Redcoats Farmhouse Hotel is a Grade II* listed building in the North Hertfordshire local planning authority area, England. First listed on 27 May 1968. A Late C15 House. 9 related planning applications.
Redcoats Farmhouse Hotel
- WRENN ID
- low-remnant-flax
- Grade
- II*
- Local Planning Authority
- North Hertfordshire
- Country
- England
- Date first listed
- 27 May 1968
- Type
- House
- Source
- Historic England listing
Description
REDCOATS FARMHOUSE HOTEL
House. Built in the late 15th century, probably for John Sturgeon (High Sheriff in 1479), with alterations in the later 17th century and a lower west wing added at that time. In the late 19th century, the west part was elaborated as a new front and the older parts were covered with red tile hanging.
The building is constructed with timber frame and roughcast on the east, but is completely red tile-hung on the south and west. The west wing has a red brick ground floor with red tile-hung first floor. The roofs are steep with old red tiles. The house is an unusual 15th-century structure, two storeys with attics, lying north to south with continuous jetties on two sides and at the north end. It follows a three-cell plan with a parlour at the north end, the hall in the middle, and a smaller service room at the south end. A lower L-shaped two-storey later west wing adjoins for much of the west wall.
The west front features a projecting left-hand gabled part with a two-storey canted bay window and bargeboards. There are two windows to the upper floor and a gabled open timber porch in the angle with the projection. The right-hand side has a three-light window with sashes between mullions and a half-glazed door. The east side of the old part displays mullion-and-transom windows, three gabled dormers, and a projecting chimney near the north end with two diagonal shafts and a bell attached. A lower kitchen extension extends at right angles. External chimneys on the west side of the old house have bases now obscured by the west wing, rising between the roofs with a group of five diagonal shafts in-line above the hall fireplace and three shafts on the west side of the parlour.
The interior is unusual for the large number of original heated rooms and the high quality of craftsmanship and ornamentation for a house of modest size that was never a manor house. The hall, measuring 31 feet by 18 feet, retains at its south end one of the two doors of the former screens passage, with a hollow-chamfered four-centred head and sunk spandrels. At the north end of the east wall is a two-light window with ogee arris mouldings to rectangular mullions, reset above an opening that formerly led to an external stair turret serving the hall and parlour with an internal lobby. An 18th or 19th-century window in the east wall occupies the position of an original window. The hall fireplace, with enriched mouldings of hollows and rolls, supports a date of circa 1470–80. The parlour fireplace on the east wall is offset to the south as if for a dresser, and has stone jambs and a brick relieving arch. Cross-beams and axial beams appear in both rooms.
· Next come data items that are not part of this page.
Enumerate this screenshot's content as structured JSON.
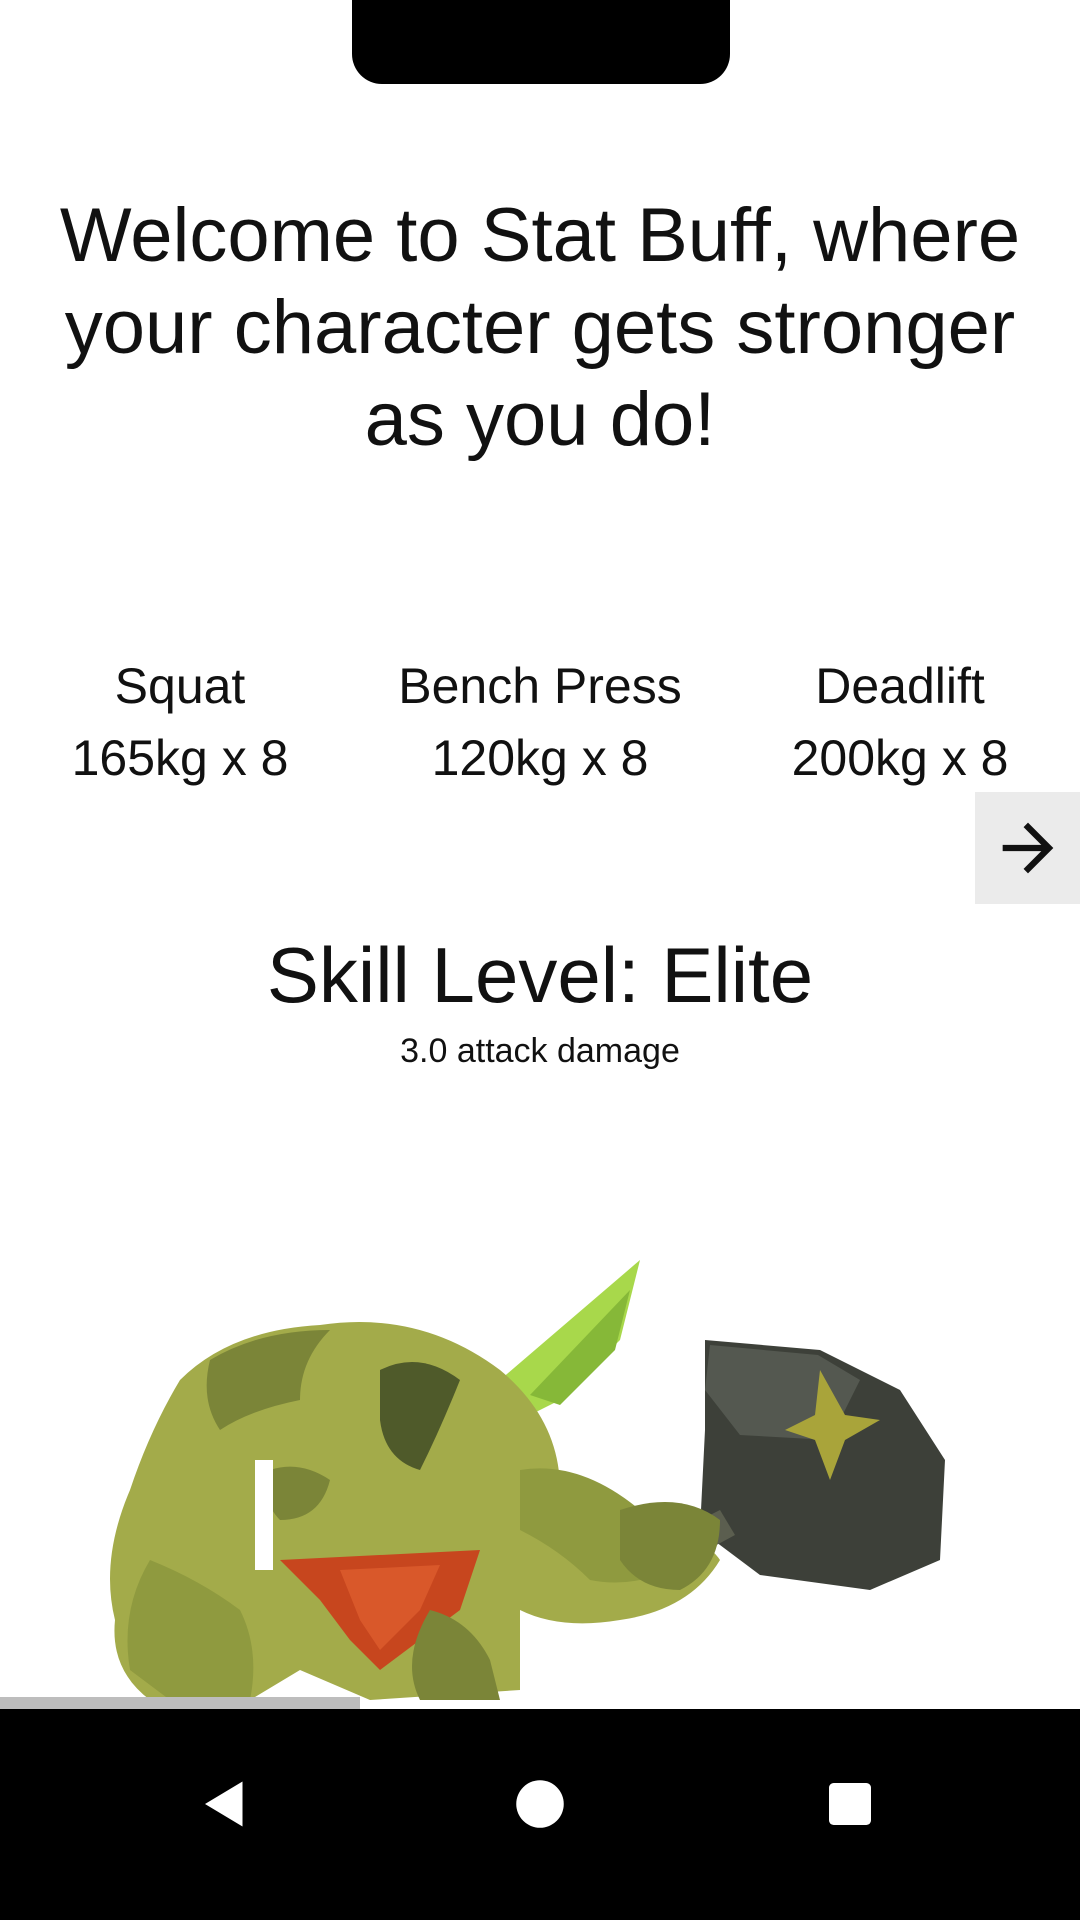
{
  "welcome": {
    "line1": "Welcome to Stat Buff, where",
    "line2": "your character gets stronger",
    "line3": "as you do!"
  },
  "stats": [
    {
      "name": "Squat",
      "value": "165kg x 8"
    },
    {
      "name": "Bench Press",
      "value": "120kg x 8"
    },
    {
      "name": "Deadlift",
      "value": "200kg x 8"
    }
  ],
  "next_button": {
    "icon": "arrow-right-icon"
  },
  "skill": {
    "title": "Skill Level: Elite",
    "damage": "3.0 attack damage"
  },
  "character": {
    "icon": "ogre-warrior-sprite"
  },
  "navbar": {
    "back_icon": "back-triangle-icon",
    "home_icon": "home-circle-icon",
    "recents_icon": "recents-square-icon"
  },
  "colors": {
    "ogre_skin": "#a3ab4a",
    "ogre_dark": "#4f5a2a",
    "loincloth": "#c7461e",
    "hammer": "#3d4039",
    "horn": "#a8d84b"
  }
}
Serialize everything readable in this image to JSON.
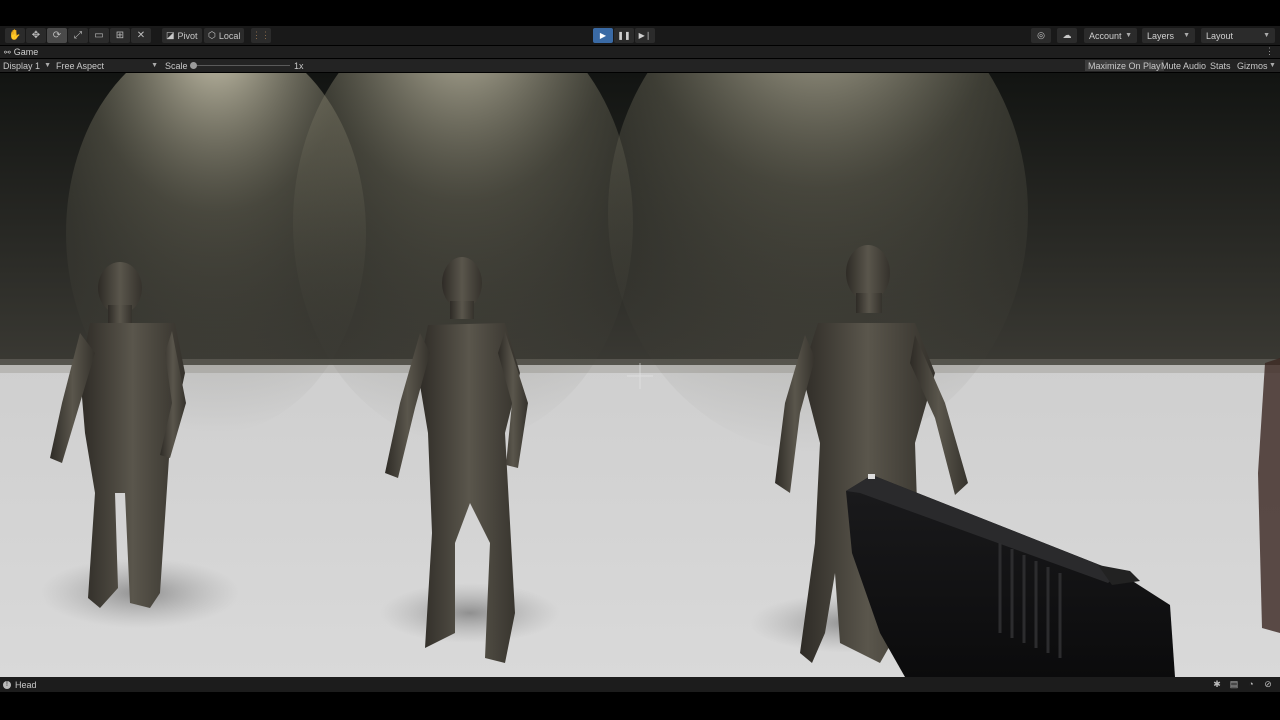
{
  "toolbar": {
    "tools": [
      {
        "name": "hand-tool-icon",
        "glyph": "✋"
      },
      {
        "name": "move-tool-icon",
        "glyph": "✥"
      },
      {
        "name": "rotate-tool-icon",
        "glyph": "⟳"
      },
      {
        "name": "scale-tool-icon",
        "glyph": "⤢"
      },
      {
        "name": "rect-tool-icon",
        "glyph": "▭"
      },
      {
        "name": "transform-tool-icon",
        "glyph": "⊞"
      },
      {
        "name": "custom-tool-icon",
        "glyph": "✕"
      }
    ],
    "pivot_label": "Pivot",
    "local_label": "Local",
    "account_label": "Account",
    "layers_label": "Layers",
    "layout_label": "Layout"
  },
  "tab": {
    "game_label": "Game"
  },
  "game_toolbar": {
    "display_value": "Display 1",
    "aspect_value": "Free Aspect",
    "scale_label": "Scale",
    "scale_value": "1x",
    "maximize_label": "Maximize On Play",
    "mute_label": "Mute Audio",
    "stats_label": "Stats",
    "gizmos_label": "Gizmos"
  },
  "status": {
    "message": "Head"
  },
  "colors": {
    "play_accent": "#3a6aa5",
    "panel_bg": "#191919"
  }
}
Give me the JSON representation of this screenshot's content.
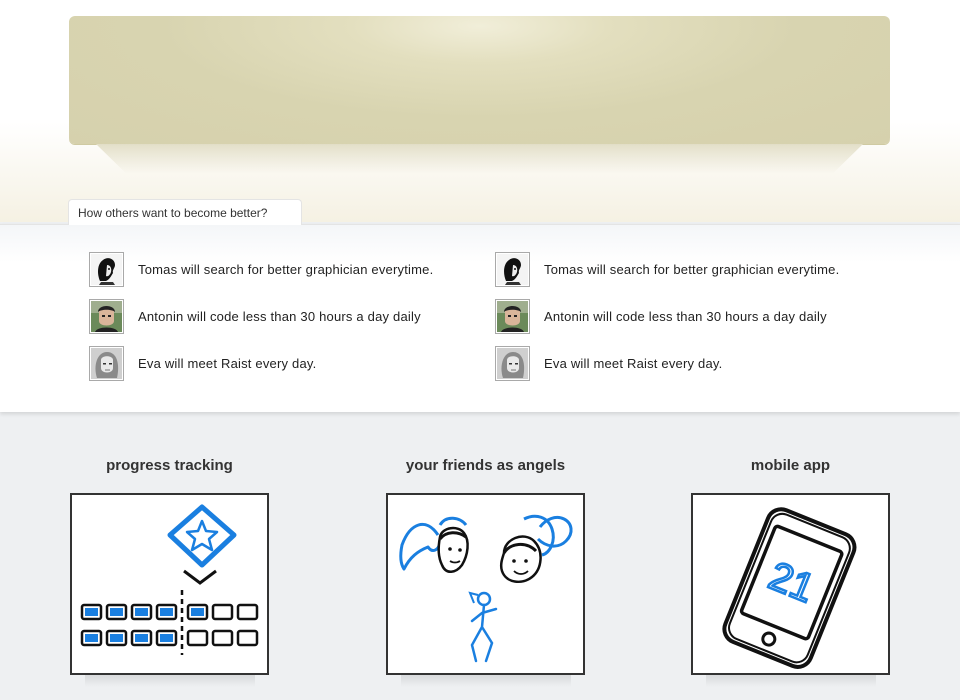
{
  "others": {
    "tab_label": "How others want to become better?",
    "left": [
      {
        "name": "Tomas",
        "text": "Tomas will search for better graphician everytime.",
        "avatar_icon": "tomas-avatar"
      },
      {
        "name": "Antonin",
        "text": "Antonin will code less than 30 hours a day daily",
        "avatar_icon": "antonin-avatar"
      },
      {
        "name": "Eva",
        "text": "Eva will meet Raist every day.",
        "avatar_icon": "eva-avatar"
      }
    ],
    "right": [
      {
        "name": "Tomas",
        "text": "Tomas will search for better graphician everytime.",
        "avatar_icon": "tomas-avatar"
      },
      {
        "name": "Antonin",
        "text": "Antonin will code less than 30 hours a day daily",
        "avatar_icon": "antonin-avatar"
      },
      {
        "name": "Eva",
        "text": "Eva will meet Raist every day.",
        "avatar_icon": "eva-avatar"
      }
    ]
  },
  "features": [
    {
      "title": "progress tracking",
      "icon": "progress-tracking-icon"
    },
    {
      "title": "your friends as angels",
      "icon": "angel-friends-icon"
    },
    {
      "title": "mobile app",
      "icon": "mobile-app-icon",
      "phone_number": "21"
    }
  ],
  "colors": {
    "banner": "#d8d4b0",
    "sketch_blue": "#1a7fe0",
    "text": "#222222"
  }
}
The unheated, undivided service room at the south end shows indications of a former stair against the south wall with a window to light its foot. An original two-light window on the east wall has arched heads to the lights and an ogee-moulded frame. The first floor was originally open to the roof, with partitions not positioned over those below. The larger north room's importance is emphasised by carved enrichment of the hollow-chamfered jambs of a stone fireplace with square fleurons. The north wall has a range of four two-light windows set high in the wall with hollow chamfered frames. An open truss to the north of the fireplace has two chamfered orders returning onto two solid brackets. The chamber over the hall is smaller and contains a stone carved fireplace with dragons in the spandrels, and a blocked mullioned three-light window.
Later 17th-century changes involved a new staircase, partitions and attics. The former parlour was reduced in size with painted bolection-moulded panelling, and space was provided for an internal stair (replaced in the late 19th century). A transverse moulded beam in the hall is a 17th-century replacement. The east chimney stack was enlarged for the new west wing, and a single-storey timber-framed east kitchen was added.